Der Begriff Karpatendeutsche ist somit ein Sammelbegriff für 6 in Bezug auf Konfession, Geschichte, Sozialordnung,
und Lebensmodelle völlig verschiedene deutsche Stämme bzw. ethnographische Gruppen, die miteinander in der Regel nichts oder sehr wenig zu tun hatten und teilweise bis in die Zeit um 1930 kaum Kenntnis voneinander hatten bzw. kein Interesse füreinander zeigten. Erst die Zugehörigkeit zur Tschechoslowakei und die Einflussnahme von meist zunächst ortsfremden Agitatoren der NS Bewegung (Reichsdeutsche, Sudetendeutsche, Deutschösterreicher) schufen eine neue Situation, die nach wenigen Jahren in die Katastrophe von Gewalt, Mord, Flucht, Deportation, und Vertreibung mündete. 1930 lebten im slowakischen Teil der Tschechoslowakei rund 155.000. Deutsche von denen nur eine kleine Gruppe von vielleicht 5000 Personen 1944/45 nicht vertrieben wurde. Nach 1989 kann sie sich als Minderheit frei entfalten. Überalterung, Fremd- und Selbstassimilation sowie die verstreuten Wohnorte führen zum allmählichen Verschwinden dieser ethnischen Kleingruppe in den nächsten Jahrzehnten.

1.Preßburger Deutsche:
Im Mittelalter bereits deutsche Besiedlung von Teilen des Preßburger Komitats einschließlich der zeitweiligen ungarischen Haupt- und Krönungsstadt Preßburg, (ung. Poszóny, slow. Bratislawa).
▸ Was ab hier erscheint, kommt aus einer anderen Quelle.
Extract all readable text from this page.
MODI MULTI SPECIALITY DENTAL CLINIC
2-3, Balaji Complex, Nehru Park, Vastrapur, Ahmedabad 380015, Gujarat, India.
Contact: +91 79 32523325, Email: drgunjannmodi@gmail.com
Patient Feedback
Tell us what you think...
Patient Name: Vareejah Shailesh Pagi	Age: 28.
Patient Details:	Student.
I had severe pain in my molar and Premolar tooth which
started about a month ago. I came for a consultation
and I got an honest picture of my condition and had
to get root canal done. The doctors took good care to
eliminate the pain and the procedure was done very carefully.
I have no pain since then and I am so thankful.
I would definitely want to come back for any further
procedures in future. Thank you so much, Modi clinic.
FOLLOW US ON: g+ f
Ihre Herkunftsregion war meist der niederösterreichische Raum.
Im Gefolge der verheerenden Türkenkriege Umwälzungen innerhalb der gesamten Bevölkerung des Komitats
Im 17. und frühen 18. Jh. - zahlenmäßige Abnahme auch der deutschen Bewohner.
18. Jahrhundert: neuerliche Einwanderung von Deutschen in das Pressburger Komitat. Die Deutschen stellten noch 1880 rund zwei Drittel der Bevölkerung Pressburgs, um 1910 noch rund 40 % und 1930 noch rund 28% der Stadtbevölkerung.
Der Rückgang erklärt sich durch Abwanderung infolge der Grenzziehungen von 1919/1920, einer Zunnahme der Gesamtbevölkerung vor allem durch Slowaken und eines allmählichen Assimalitionsprozesses von Teilen der deutschen Bevölkerung an das ungarische Ethnos. 1945 Totalvertreibung der Deutschen aus dem Gebiet des ehemaligen Komitats Pressburg.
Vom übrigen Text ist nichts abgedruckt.